Question

A sample of an ideal gas has a volume of 2.26 L at 289 K and 1.03 atm. How do you calculate the pressure when the volume is 1.64 L and the temperature is 308 K?

Answer 1

Hint:The ideal gas law is the equation of state for an ideal gas (hypothetical). It is a good approximation of the behavior of many gases under certain conditions.
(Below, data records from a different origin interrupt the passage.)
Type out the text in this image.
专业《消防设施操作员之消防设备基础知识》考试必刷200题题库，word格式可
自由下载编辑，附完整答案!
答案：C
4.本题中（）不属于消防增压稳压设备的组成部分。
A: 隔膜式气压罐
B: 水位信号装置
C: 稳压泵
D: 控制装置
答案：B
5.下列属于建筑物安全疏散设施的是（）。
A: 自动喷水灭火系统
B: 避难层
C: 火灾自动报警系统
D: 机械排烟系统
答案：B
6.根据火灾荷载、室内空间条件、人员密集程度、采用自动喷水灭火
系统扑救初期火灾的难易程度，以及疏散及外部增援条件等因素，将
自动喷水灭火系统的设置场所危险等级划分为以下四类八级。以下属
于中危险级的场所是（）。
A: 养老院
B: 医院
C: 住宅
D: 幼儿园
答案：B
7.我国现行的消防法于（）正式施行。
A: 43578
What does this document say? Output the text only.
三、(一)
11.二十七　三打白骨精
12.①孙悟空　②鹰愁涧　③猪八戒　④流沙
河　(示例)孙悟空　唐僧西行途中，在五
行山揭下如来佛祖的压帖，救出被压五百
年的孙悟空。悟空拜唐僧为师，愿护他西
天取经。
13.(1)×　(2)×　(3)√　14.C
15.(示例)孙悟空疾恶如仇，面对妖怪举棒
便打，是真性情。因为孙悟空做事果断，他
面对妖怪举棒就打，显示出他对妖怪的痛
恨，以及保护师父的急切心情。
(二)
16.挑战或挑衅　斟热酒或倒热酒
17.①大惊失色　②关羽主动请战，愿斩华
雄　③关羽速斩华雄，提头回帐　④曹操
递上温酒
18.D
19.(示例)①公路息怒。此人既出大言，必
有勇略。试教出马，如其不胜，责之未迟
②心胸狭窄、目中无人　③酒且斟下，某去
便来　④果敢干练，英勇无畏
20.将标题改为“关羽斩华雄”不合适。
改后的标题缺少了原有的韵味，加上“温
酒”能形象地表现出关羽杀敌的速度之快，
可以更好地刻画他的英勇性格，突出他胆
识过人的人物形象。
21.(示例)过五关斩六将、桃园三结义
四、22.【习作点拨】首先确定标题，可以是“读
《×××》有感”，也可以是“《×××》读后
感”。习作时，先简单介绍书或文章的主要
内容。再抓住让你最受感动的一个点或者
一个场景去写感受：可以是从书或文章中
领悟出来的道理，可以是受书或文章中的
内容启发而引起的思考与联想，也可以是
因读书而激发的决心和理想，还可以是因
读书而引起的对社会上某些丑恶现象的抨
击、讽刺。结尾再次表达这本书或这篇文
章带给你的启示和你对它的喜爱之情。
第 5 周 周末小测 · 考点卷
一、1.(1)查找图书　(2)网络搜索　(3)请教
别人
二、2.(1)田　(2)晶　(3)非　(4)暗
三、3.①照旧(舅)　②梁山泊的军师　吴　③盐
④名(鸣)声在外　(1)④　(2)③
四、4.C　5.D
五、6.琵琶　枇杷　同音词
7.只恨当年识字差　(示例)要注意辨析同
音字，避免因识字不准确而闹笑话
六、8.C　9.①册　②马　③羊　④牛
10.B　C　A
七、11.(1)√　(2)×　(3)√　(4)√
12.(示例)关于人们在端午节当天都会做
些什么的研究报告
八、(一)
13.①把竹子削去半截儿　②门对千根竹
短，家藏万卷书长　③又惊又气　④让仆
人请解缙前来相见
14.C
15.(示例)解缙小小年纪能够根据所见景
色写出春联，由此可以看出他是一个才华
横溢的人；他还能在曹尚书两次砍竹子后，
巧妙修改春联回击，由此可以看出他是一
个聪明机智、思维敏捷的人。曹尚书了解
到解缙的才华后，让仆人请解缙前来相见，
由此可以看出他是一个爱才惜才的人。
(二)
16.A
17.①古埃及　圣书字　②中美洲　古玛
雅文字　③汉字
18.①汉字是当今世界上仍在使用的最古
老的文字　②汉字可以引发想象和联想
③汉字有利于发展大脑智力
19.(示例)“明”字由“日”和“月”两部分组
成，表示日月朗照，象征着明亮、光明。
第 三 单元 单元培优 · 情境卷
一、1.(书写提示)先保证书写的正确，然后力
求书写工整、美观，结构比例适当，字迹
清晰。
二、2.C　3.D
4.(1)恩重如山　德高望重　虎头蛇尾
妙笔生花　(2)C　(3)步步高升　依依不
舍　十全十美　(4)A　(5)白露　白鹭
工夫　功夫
It is a combination of the empirical Charles's law, Boyle's law, Avogadro's law, and Gay-Lussac's law.
Formula used:
For constant no. of moles of ideal gas: $\dfrac{{{P}_{1}}{{V}_{1}}}{{{T}_{1}}}=\dfrac{{{P}_{2}}{{V}_{2}}}{{{T}_{2}}}$

Complete answer:
The empirical relationship between volume, the temperature, the pressure, and the amount of a gas can be combined into the ideal gas law which can be written as follows:-
$PV=nRT$
Where,
P = pressure of the gas
V =volume of gas it occupies
n = number of moles of gas present in the solution or sample
R = universal gas constant, equal to $0.0821\dfrac{atm\cdot L}{mol\cdot K}$
T = absolute temperature of the gas
 When the quantity of gas is constant i.e., no. of moles is same then:-
${{n}_{1}}={{n}_{2}}$
$\dfrac{{{P}_{1}}{{V}_{1}}}{{{T}_{1}}}=\dfrac{{{P}_{2}}{{V}_{2}}}{{{T}_{2}}}$
The values are as follows:
$\begin{align}
  & {{P}_{1}}=1.03atm\text{ }{{P}_{2}}=? \\
 & {{V}_{1}}=2.26L\text{ }{{\text{V}}_{2}}=1.64L \\
 & {{T}_{1}}=289K\text{ }{{\text{T}}_{2}}=308K \\
\end{align}$
On substituting all these values in the formula, we get:
$\dfrac{1.03atm\times 2.26L}{289K}=\dfrac{{{P}_{2}}\times 1.64L}{308K}$
 $\dfrac{1.03atm\times 2.26L\times 308K}{289K\times 1.64L}={{P}_{2}}$
${{P}_{2}}=1.51atm$
Therefore, the pressure is 1.51 atm when the volume is 1.64 L and the temperature is 308 K for the sample of an ideal gas.

Note:
Before solving any question, carefully write down the values provided in the question. Always check the units and in order to avoid mistakes, try to solve the entire question along with units (preferably convert all the values to the same units before moving to further calculations).